The one-sided win gave the Spurs, who clinched Game Three by 19 points in Miami, a 3-1 lead in the NBA Finals and put them in position to claim a fifth championship in 15 years when the series shifts to San Antonio for Game Five on Sunday.
No team has ever prevailed in the NBA finals after falling behind 3-1.
Kawhi Leonard led San Antonio's balanced, ball-sharing attack with 20 points along with 14 rebounds and Tony Parker added 19 points as all 13 players on the roster joined in the scoring spree for the Spurs.
"I just think we're playing Spurs basketball. We're just moving the ball, and we're just playing the way we've been playing all season," said Parker.
"We just have to stay focused, and we'll be ready. We just have to think about last year. We don't need more motivation than that," the Frenchman added in reference to last year's Finals defeat by Miami in an epic series decider.
LeBron James, a shadow of himself during the first half, came alive in the third quarter in scoring 19 of Miami's 21 points but it was not enough to slow the dazzling Spurs. Four-time NBA most valuable player James led the Heat with 28 points, with Chris Bosh next highest with 12.
Looking ahead to Game Five and possibly beyond, San Antonio coach Gregg Popovich said "every closeout game is very difficult".
"I'm pleased that they performed as well as they did while we've been in Miami, and that's about as far as it goes," he said.
"Now we've got to go back home and play as well or better."
San Antonio put on a sensational offensive show in Game Three by shooting an NBA Finals record of 76 per cent in the first half of that runaway road win.
On Thursday, they put themselves in position to avenge last year's agonising loss with another sublime display of ball movement and motion that produced wide open three-point chances and open layups and dunks.

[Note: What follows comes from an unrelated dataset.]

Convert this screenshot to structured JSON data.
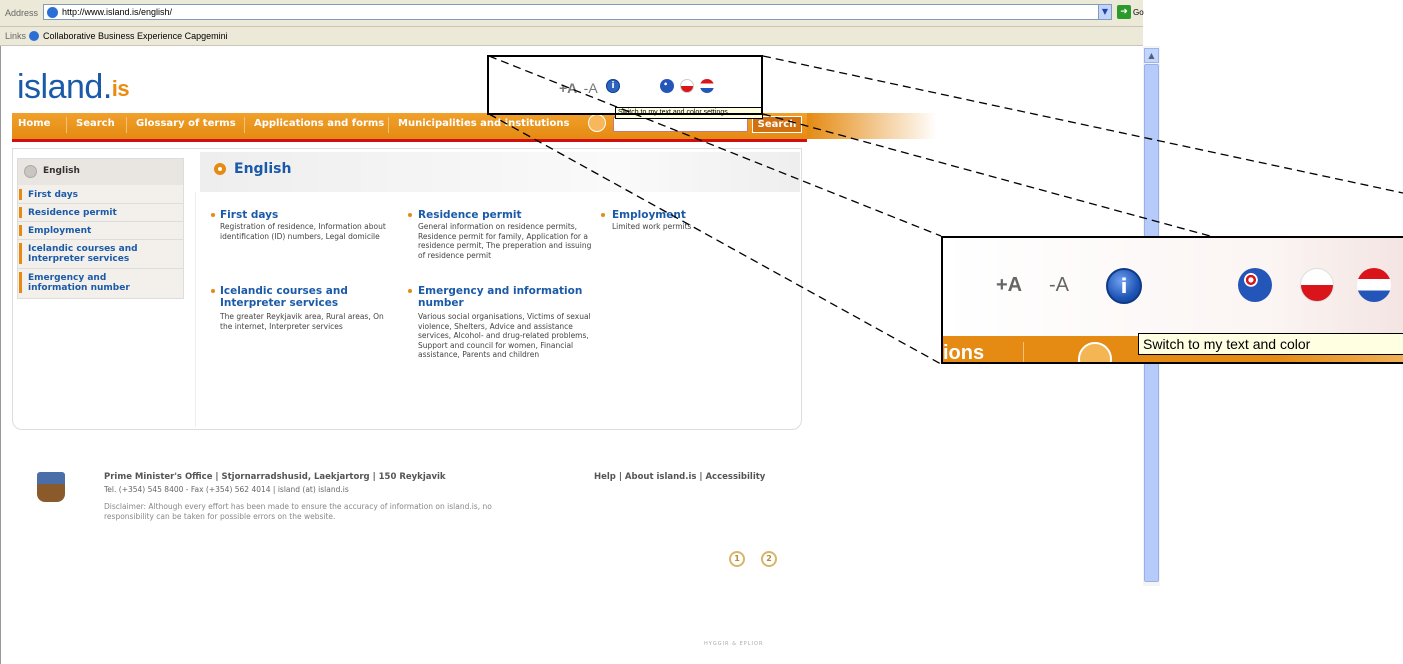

For Heat coach Erik Spoelstra, it was another night of frustration and his beleaguered troops now need a record comeback for Miami to claim a third successive NBA crown.
"We'll lay everything out, look under the hood, and see what we need to do. When we're right, we can beat anybody in any building and that's the only focus for the next 48 hours," he said.

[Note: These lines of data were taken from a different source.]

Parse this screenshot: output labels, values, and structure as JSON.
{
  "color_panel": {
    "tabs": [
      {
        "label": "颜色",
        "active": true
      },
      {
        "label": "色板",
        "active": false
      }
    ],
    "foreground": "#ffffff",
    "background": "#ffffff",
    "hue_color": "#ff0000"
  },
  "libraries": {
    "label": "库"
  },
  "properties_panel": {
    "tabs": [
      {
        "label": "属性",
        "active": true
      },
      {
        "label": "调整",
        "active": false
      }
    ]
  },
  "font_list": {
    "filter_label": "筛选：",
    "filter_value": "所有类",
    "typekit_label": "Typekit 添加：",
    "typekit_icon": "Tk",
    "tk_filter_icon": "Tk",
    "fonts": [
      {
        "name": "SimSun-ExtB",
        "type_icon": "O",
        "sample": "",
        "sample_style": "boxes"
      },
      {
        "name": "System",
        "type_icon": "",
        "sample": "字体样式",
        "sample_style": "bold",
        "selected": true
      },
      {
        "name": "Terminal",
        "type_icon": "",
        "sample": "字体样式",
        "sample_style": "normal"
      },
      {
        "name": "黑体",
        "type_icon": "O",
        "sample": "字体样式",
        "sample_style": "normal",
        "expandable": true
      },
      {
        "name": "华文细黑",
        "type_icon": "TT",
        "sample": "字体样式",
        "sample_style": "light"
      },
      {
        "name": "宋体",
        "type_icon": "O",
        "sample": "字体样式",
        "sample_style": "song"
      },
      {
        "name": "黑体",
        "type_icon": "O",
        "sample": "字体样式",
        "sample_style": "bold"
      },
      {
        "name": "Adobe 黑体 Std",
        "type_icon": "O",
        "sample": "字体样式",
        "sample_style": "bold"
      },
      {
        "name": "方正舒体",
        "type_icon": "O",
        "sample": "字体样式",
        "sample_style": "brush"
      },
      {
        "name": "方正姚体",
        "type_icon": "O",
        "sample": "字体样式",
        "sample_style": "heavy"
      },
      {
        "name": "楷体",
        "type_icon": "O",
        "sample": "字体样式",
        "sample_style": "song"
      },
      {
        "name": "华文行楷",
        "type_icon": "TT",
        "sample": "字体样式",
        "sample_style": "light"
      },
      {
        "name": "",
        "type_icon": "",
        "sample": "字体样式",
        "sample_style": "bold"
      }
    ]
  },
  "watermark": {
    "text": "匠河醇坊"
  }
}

"San Antonio is playing great. They're moving the basketball. They're exploiting where we're normally good, so we have to do a better job."

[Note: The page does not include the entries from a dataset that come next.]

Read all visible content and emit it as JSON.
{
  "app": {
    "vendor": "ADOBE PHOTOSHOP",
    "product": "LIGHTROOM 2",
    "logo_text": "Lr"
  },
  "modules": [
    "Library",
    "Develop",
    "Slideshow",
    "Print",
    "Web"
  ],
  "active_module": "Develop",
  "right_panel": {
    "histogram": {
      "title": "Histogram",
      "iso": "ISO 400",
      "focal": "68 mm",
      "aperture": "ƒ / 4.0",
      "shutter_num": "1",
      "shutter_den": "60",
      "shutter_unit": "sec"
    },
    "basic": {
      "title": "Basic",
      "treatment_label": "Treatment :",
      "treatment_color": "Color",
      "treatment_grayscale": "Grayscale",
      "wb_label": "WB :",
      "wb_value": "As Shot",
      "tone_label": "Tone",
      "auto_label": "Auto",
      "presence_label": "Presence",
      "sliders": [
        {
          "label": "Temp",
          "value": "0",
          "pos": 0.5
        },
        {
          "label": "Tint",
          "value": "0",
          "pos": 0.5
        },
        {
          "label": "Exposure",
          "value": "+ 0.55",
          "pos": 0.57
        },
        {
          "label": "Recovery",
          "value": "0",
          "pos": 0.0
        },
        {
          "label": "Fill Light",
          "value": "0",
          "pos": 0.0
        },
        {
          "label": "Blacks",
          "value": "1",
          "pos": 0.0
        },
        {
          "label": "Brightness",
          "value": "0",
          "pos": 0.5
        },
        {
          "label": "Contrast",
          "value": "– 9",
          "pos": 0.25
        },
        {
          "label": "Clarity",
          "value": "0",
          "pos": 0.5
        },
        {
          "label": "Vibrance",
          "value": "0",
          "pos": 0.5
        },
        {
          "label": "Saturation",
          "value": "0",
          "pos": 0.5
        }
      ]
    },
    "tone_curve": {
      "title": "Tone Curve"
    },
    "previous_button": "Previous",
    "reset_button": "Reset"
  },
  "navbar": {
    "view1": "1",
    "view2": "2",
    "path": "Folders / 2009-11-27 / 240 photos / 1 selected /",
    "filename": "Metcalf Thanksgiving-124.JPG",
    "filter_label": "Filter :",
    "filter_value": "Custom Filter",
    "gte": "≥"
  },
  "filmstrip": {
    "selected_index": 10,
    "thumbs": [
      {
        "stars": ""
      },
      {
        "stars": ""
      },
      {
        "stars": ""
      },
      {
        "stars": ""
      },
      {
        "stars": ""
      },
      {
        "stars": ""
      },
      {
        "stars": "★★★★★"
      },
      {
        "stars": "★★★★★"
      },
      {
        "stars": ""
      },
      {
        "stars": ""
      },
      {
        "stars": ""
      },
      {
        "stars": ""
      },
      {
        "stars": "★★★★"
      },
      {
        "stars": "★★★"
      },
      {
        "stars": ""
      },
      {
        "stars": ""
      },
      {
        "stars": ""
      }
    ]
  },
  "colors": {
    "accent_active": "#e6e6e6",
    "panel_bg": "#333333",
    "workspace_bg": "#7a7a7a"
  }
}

Spoelstra said fatigue was not a factor.
"Both teams are playing the same minutes, same time of year. We just have to figure it out. We have 48 hours. I've got to do a better job for my team.
"They (San Antonio) played great. We just couldn't get into a rhythm on either side of the ball, and then it just went from there."
If Heat fans had expected a reaction from their lopsided loss on Tuesday, they were in for a letdown as San Antonio quickly took control, racing to a 13-4 lead in the early exchanges.
"This was probably the biggest surprise of the series," said Spoelstra. "I think everybody came in expecting something dramatically different than this, and that's what competition does."
James at times resembled a man fighting a lone battle, propping up an ailing Heat ship but unable to stem the tide as Miami's championship hopes began to drain away and the fans headed for the exits long before the end.
With Dwyane Wade's radar clearly awry and James subdued, Heat trailed 55-36 at the half and never looked like staging a comeback.
A more aggressive James, upping his intensity, did his best to give the home fans hope but said his hot-scoring run in the third quarter "meant nothing".
The Spurs led by 24 heading into the fourth quarter and James admitted "they smashed us".
"They came in and were much better than us in these two games. It's just that simple. They're a high-oil machine and they move the ball extremely well."
Two other less heralded Spurs stood out through their contributions.
Australian backup guard Patty Mills scored 14 points, including 4-of-6 from three-point range, and France's Boris Diaw had a great all-round game with eight points, nine rebounds and nine assists.